MONTRÉAL – Dans la Ligue canadienne de football, il n’y a rien de plus rare que les quarts-arrières... canadiens. Hugo Richard voudrait rompre cette incongruité, mais les échos laissent plutôt croire qu’il devra changer de position en suivant ainsi les traces de Mathieu Bertrand et Marc-Olivier Brouillette.  

 

Richard, c’est le quart-arrière étoile du Rouge et Or de l’Université Laval et le meilleur espoir de la province actuellement pour renverser cette tendance plutôt inébranlable.

 

Cependant, ses probabilités d’y parvenir sont très minces et le principal intéressé le sait mieux que quiconque. Lucide, Richard a donc ouvertement dévoilé, dans les derniers jours, qu’il était prêt à apprendre un nouveau poste afin de s’établir dans le circuit canadien.
 

« J’ai toujours su que la LCF était un marché un peu difficile pour les quarts canadiens.

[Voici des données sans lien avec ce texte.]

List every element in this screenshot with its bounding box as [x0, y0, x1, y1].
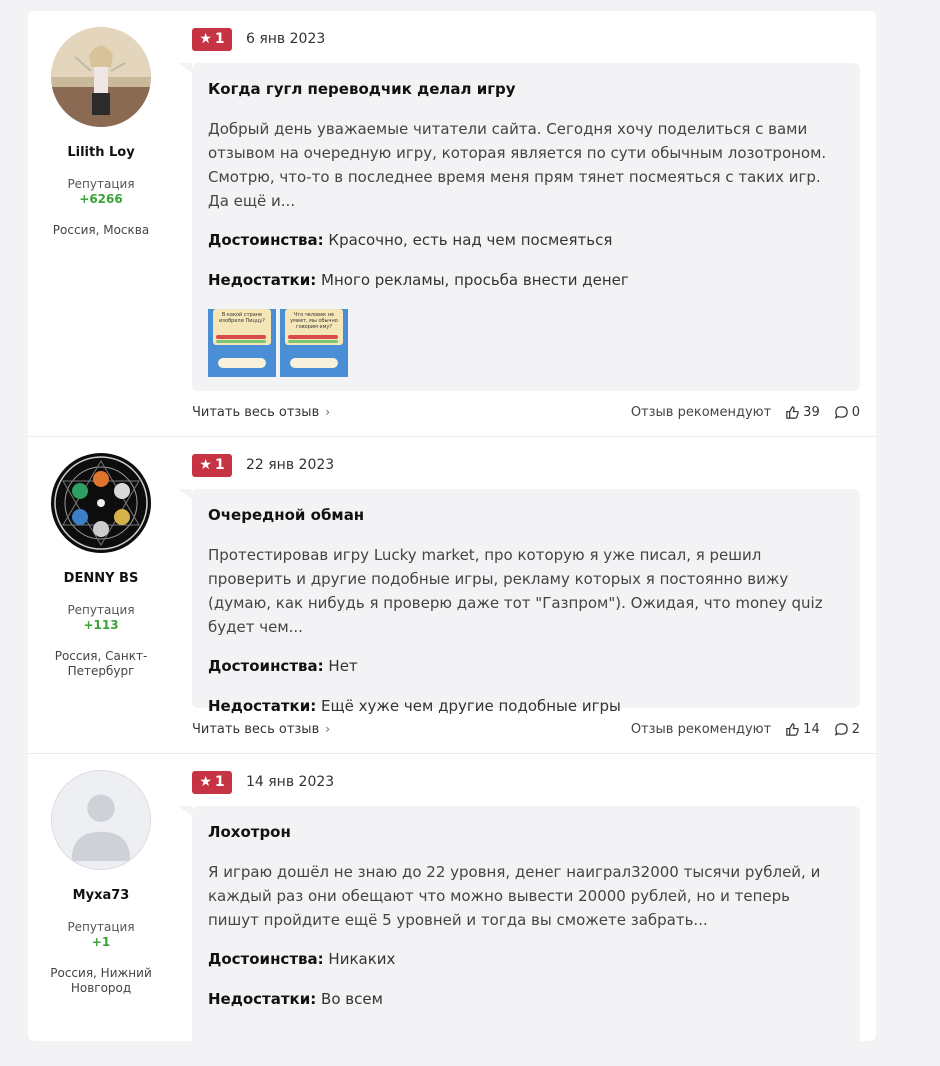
comment-icon [834, 405, 848, 419]
review-card: DENNY BS Репутация +113 Россия, Санкт-Пе… [28, 437, 876, 754]
cons-label: Недостатки: [208, 697, 317, 715]
thumbnail-caption: Что человек не умеет, мы обычно говорим … [290, 312, 338, 330]
review-date: 22 янв 2023 [246, 457, 335, 473]
like-button[interactable]: 39 [785, 405, 820, 420]
review-author: Lilith Loy Репутация +6266 Россия, Москв… [28, 11, 174, 238]
rating-badge: ★ 1 [192, 27, 232, 51]
review-body: Когда гугл переводчик делал игру Добрый … [178, 63, 860, 391]
avatar[interactable] [51, 453, 151, 553]
pros-text: Нет [328, 657, 358, 675]
recommend-label: Отзыв рекомендуют [630, 404, 772, 420]
review-cons: Недостатки: Ещё хуже чем другие подобные… [208, 695, 844, 717]
rating-badge: ★ 1 [192, 453, 232, 477]
rating-value: 1 [214, 31, 225, 47]
review-date: 14 янв 2023 [246, 774, 335, 790]
read-full-review-link[interactable]: Читать весь отзыв › [192, 722, 330, 737]
rating-badge: ★ 1 [192, 770, 232, 794]
chevron-right-icon: › [325, 404, 331, 419]
comment-icon [834, 722, 848, 736]
cons-label: Недостатки: [208, 271, 317, 289]
recommend-label: Отзыв рекомендуют [630, 721, 772, 737]
review-pros: Достоинства: Никаких [208, 948, 844, 970]
cons-label: Недостатки: [208, 990, 317, 1008]
cons-text: Много рекламы, просьба внести денег [321, 271, 629, 289]
review-header: ★ 1 6 янв 2023 [192, 27, 325, 51]
review-pros: Достоинства: Красочно, есть над чем посм… [208, 229, 844, 251]
read-full-review-label: Читать весь отзыв [192, 721, 320, 737]
author-name[interactable]: Lilith Loy [28, 145, 174, 160]
star-icon: ★ [199, 774, 212, 790]
review-title[interactable]: Лохотрон [208, 822, 844, 842]
reputation-label: Репутация [67, 177, 135, 191]
cons-text: Во всем [321, 990, 383, 1008]
star-icon: ★ [199, 31, 212, 47]
avatar[interactable] [51, 770, 151, 870]
reputation-value: +113 [83, 618, 119, 632]
author-name[interactable]: Myxa73 [28, 888, 174, 903]
author-name[interactable]: DENNY BS [28, 571, 174, 586]
comments-button[interactable]: 0 [834, 405, 860, 420]
read-full-review-label: Читать весь отзыв [192, 404, 320, 420]
review-teaser: Протестировав игру Lucky market, про кот… [208, 546, 823, 636]
review-author: DENNY BS Репутация +113 Россия, Санкт-Пе… [28, 437, 174, 679]
review-teaser: Добрый день уважаемые читатели сайта. Се… [208, 120, 827, 210]
author-city: Россия, Нижний Новгород [50, 966, 152, 995]
chevron-right-icon: › [325, 721, 331, 736]
avatar[interactable] [51, 27, 151, 127]
reviews-panel: Lilith Loy Репутация +6266 Россия, Москв… [28, 11, 876, 1066]
cons-text: Ещё хуже чем другие подобные игры [321, 697, 621, 715]
pros-text: Красочно, есть над чем посмеяться [328, 231, 613, 249]
review-footer: Читать весь отзыв › Отзыв рекомендуют 14 … [192, 718, 860, 740]
review-body: Лохотрон Я играю дошёл не знаю до 22 уро… [178, 806, 860, 1066]
pros-label: Достоинства: [208, 657, 324, 675]
read-full-review-link[interactable]: Читать весь отзыв › [192, 405, 330, 420]
reputation-value: +1 [91, 935, 111, 949]
review-cons: Недостатки: Во всем [208, 988, 844, 1010]
like-button[interactable]: 14 [785, 722, 820, 737]
pros-text: Никаких [328, 950, 396, 968]
review-card: Myxa73 Репутация +1 Россия, Нижний Новго… [28, 754, 876, 1066]
pros-label: Достоинства: [208, 950, 324, 968]
reputation-label: Репутация [67, 920, 135, 934]
review-author: Myxa73 Репутация +1 Россия, Нижний Новго… [28, 754, 174, 996]
comments-button[interactable]: 2 [834, 722, 860, 737]
comment-count: 0 [851, 404, 860, 420]
review-images: В какой стране изобрели Пиццу? Что челов… [208, 309, 844, 377]
review-date: 6 янв 2023 [246, 31, 326, 47]
thumbs-up-icon [786, 405, 800, 419]
rating-value: 1 [214, 774, 225, 790]
reputation-value: +6266 [79, 192, 123, 206]
comment-count: 2 [851, 721, 860, 737]
review-card: Lilith Loy Репутация +6266 Россия, Москв… [28, 11, 876, 437]
review-pros: Достоинства: Нет [208, 655, 844, 677]
review-title[interactable]: Когда гугл переводчик делал игру [208, 79, 844, 99]
review-image-thumbnail[interactable]: В какой стране изобрели Пиццу? [208, 309, 276, 377]
review-image-thumbnail[interactable]: Что человек не умеет, мы обычно говорим … [280, 309, 348, 377]
author-city: Россия, Санкт-Петербург [54, 649, 148, 678]
review-header: ★ 1 22 янв 2023 [192, 453, 334, 477]
reputation-label: Репутация [67, 603, 135, 617]
pros-label: Достоинства: [208, 231, 324, 249]
thumbs-up-icon [786, 722, 800, 736]
review-teaser: Я играю дошёл не знаю до 22 уровня, дене… [208, 863, 821, 929]
thumbnail-caption: В какой стране изобрели Пиццу? [219, 312, 265, 324]
review-cons: Недостатки: Много рекламы, просьба внест… [208, 269, 844, 291]
review-header: ★ 1 14 янв 2023 [192, 770, 334, 794]
author-city: Россия, Москва [52, 223, 150, 237]
like-count: 39 [803, 404, 820, 420]
like-count: 14 [803, 721, 820, 737]
review-title[interactable]: Очередной обман [208, 505, 844, 525]
review-footer: Читать весь отзыв › Отзыв рекомендуют 39 … [192, 401, 860, 423]
star-icon: ★ [199, 457, 212, 473]
rating-value: 1 [214, 457, 225, 473]
review-body: Очередной обман Протестировав игру Lucky… [178, 489, 860, 715]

Avec ma carrure, j’ai peut-être cette possibilité plus que d’autres de pouvoir jouer ailleurs. Je suis toujours ouvert à ça », a admis le sympathique athlète de six pieds deux pouces et 222 livres.

 

La révélation de Richard s’est propagée comme une traînée de poudre et cette ouverture d’esprit est comme de la musique aux oreilles des dirigeants des équipes.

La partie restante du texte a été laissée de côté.